A moins qu’ils ne veuillent le retenir ce balancier « … qui dit oui, qui dit non… » (J. Brel 1929 - 1978). On mange les oreillettes. Un temps indécis, entre jouissances charnelles et châtiments célestes. Le petit peuple aimerait se laisser aller sauf que les flammes de l’enfer menacent. Si salut il y a il est dans la pénitence, la mortification, l’abstinence, le jeûne… A la tentation du jambon pendu ou du pot de confit répond un confiteor résigné.  

Apothéose, libération quand reviennent les cloches de Pâques et que les gens s’égaient dans les prés, la garrigue ou le bord de mer pour fêter une saint-Loup extraordinaire, forcément sans date fixe. 

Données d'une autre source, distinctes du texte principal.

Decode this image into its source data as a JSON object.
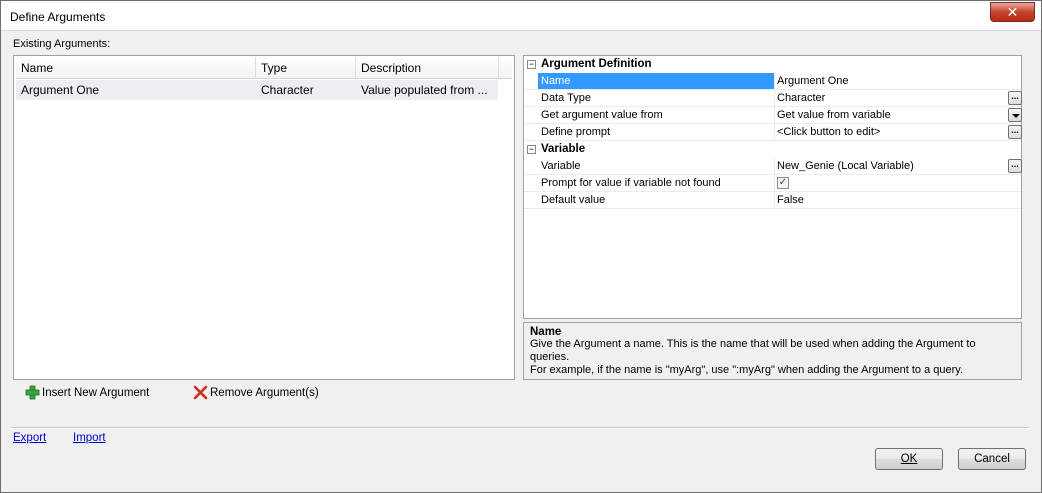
{
  "window": {
    "title": "Define Arguments",
    "close_glyph": "✕"
  },
  "left": {
    "label": "Existing Arguments:",
    "columns": [
      "Name",
      "Type",
      "Description"
    ],
    "rows": [
      {
        "name": "Argument One",
        "type": "Character",
        "description": "Value populated from ..."
      }
    ]
  },
  "actions": {
    "insert": "Insert New Argument",
    "remove": "Remove Argument(s)"
  },
  "properties": {
    "categories": [
      {
        "title": "Argument Definition",
        "toggle": "−",
        "rows": [
          {
            "label": "Name",
            "value": "Argument One"
          },
          {
            "label": "Data Type",
            "value": "Character",
            "button": "..."
          },
          {
            "label": "Get argument value from",
            "value": "Get value from variable"
          },
          {
            "label": "Define prompt",
            "value": "<Click button to edit>",
            "button": "..."
          }
        ]
      },
      {
        "title": "Variable",
        "toggle": "−",
        "rows": [
          {
            "label": "Variable",
            "value": "New_Genie (Local Variable)",
            "button": "..."
          },
          {
            "label": "Prompt for value if variable not found",
            "checked": "✓"
          },
          {
            "label": "Default value",
            "value": "False"
          }
        ]
      }
    ]
  },
  "help": {
    "title": "Name",
    "line1": "Give the Argument a name.  This is the name that will be used when adding the Argument to queries.",
    "line2": "For example, if the name is \"myArg\", use \":myArg\" when adding the Argument to a query."
  },
  "footer": {
    "export": "Export",
    "import": "Import",
    "ok": "OK",
    "cancel": "Cancel"
  },
  "colors": {
    "selection": "#3399ff",
    "link": "#0000cc",
    "insert_icon": "#3aa53a",
    "remove_icon": "#d12a1f"
  }
}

Avec les beaux jours, la nature s’offre, on goûte la guine pour Pentecôte… Noël, Carême, Pâques, Pentecôte… L’occasion, pour chacun, d’évaluer le poids de la religion suivant qu’on est né avant ou après 1965 : la croyance requiert l’adhésion, l’individu n’est plus, bon gré mal gré, sous son emprise… à condition que le troisième millénaire ne connaisse pas la barbarie ancienne des conversions forcées…  

Vers la deuxième quinzaine de juin, l’appel de la mer devient pressant. L’épicentre des envies passe du village entouré de vignes aux plages du bord de mer, derrière la Clape et ses garrigues. Dépaysement garanti au bout de neuf kilomètres à peine ! Mais c’est déjà, avec cette impression de se sentir chez soi - serions nous seulement locataires d'une planète empruntée à nos enfants - se tourner vers l’extérieur, accepter sans même se poser la question, un afflux massif d’estivants venus de toujours plus loin. 

Photos, illustrations autorisées : 
1. Pierre Dantoine. dessin d'après photo.  
2. Louis Barthas Wikimedia Commons.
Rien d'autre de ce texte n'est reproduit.